Andy Kaufman was a special type of entertainer. He genuinely seemed to not care if his audience laughed or cried, loved him or hated him, as long as they felt something. When Carrey began to prepare for the role, he realized he couldn't just do an impersonation of Kaufman; instead, he needed to actually become him. Sometimes method acting faces criticism, sometimes it sounds sort of ridiculous to never break character, but when it produces great results, it's worth it.

Rather than just a straight look back at the old footage, the documentary also talks to current-day Jim Carrey, asking him how he looks back at that time, the years that led up to it, how it changed his approach to later movies, and his overall philosophy on life.

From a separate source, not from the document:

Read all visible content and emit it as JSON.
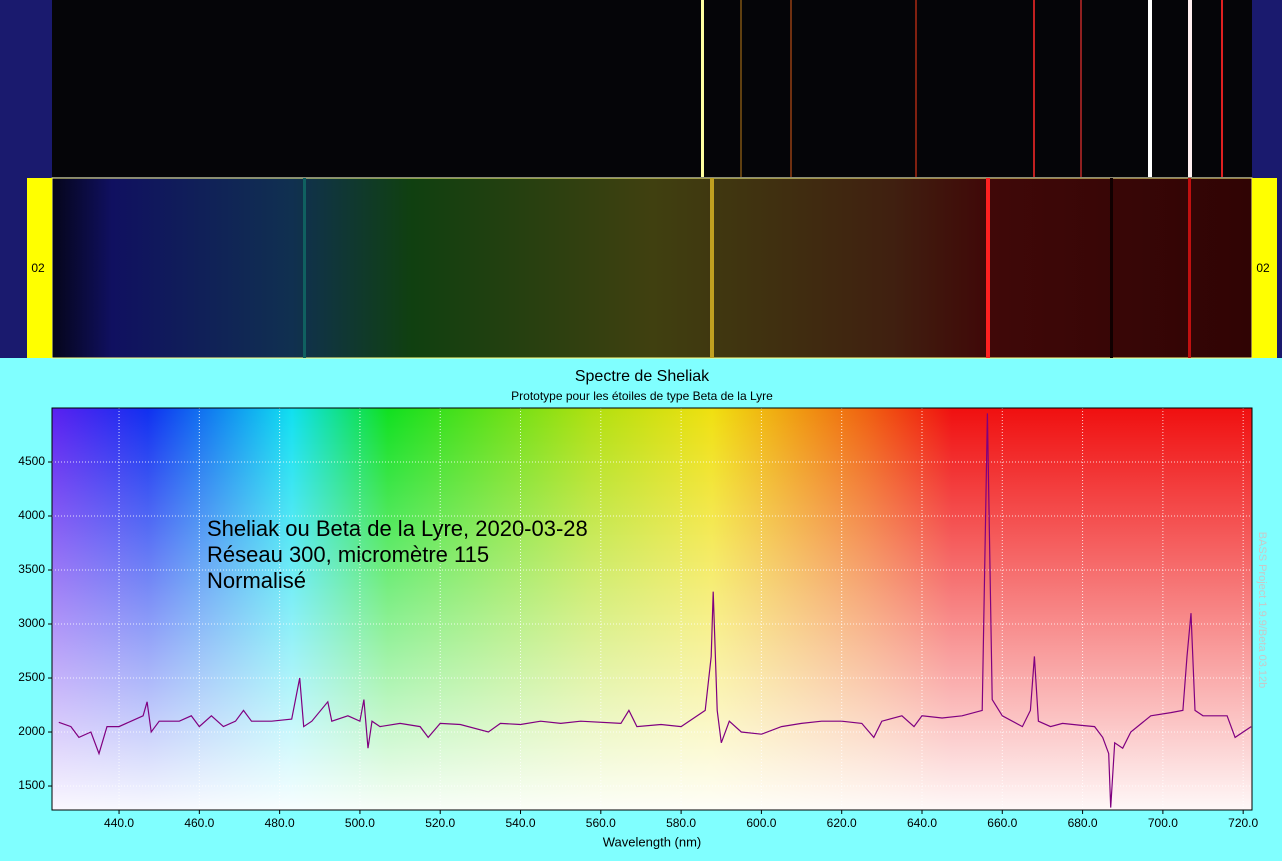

I'm at the right age to have worshipped Jim Carrey when "Ace Ventura" and "Dumb and Dumber" came out, but I also remember Carrey being the first actor that I felt burned out on. I skipped a handful of his movies, and since then have been sort of hit or miss. Lately Carrey has been making news for "going crazy" and claiming that he's gone beyond reality and understands things on a different level. The thing is, the insane things he's talking about actually make sense (or I've just gone crazy myself).

I have a belief that we're all actors. It's not necessarily in the vein of Shakespeare's "all the world's a stage", but I do believe that we all play a role. People work jobs they don't like with a smile on their face, they suck up to bosses, they're polite to rude customers. People stay in relationships when they're not happy, or pretend to be happy to not be in a relationship. People project a certain lifestyle on social media while hiding true feelings. This documentary was a meta-movie, analyzing an actor who is acting like a person who was either acting all the time, or maybe never acting.

Andy Kaufman might be my favorite entertainer of all time. I am a fan of taking a joke too far, I'm a fan of having people be unsure if I'm joking or serious, I'm a fan of saying I'm serious when I'm not, I'm a fan of being serious when I say I'm not, I'm a fan of never letting people know for sure. Kaufman perfected that art, and Carrey truly embodied him for a time.


 [Celluloid Hero] gives "Jim & Andy: The Great Beyond" a 9 out of 10.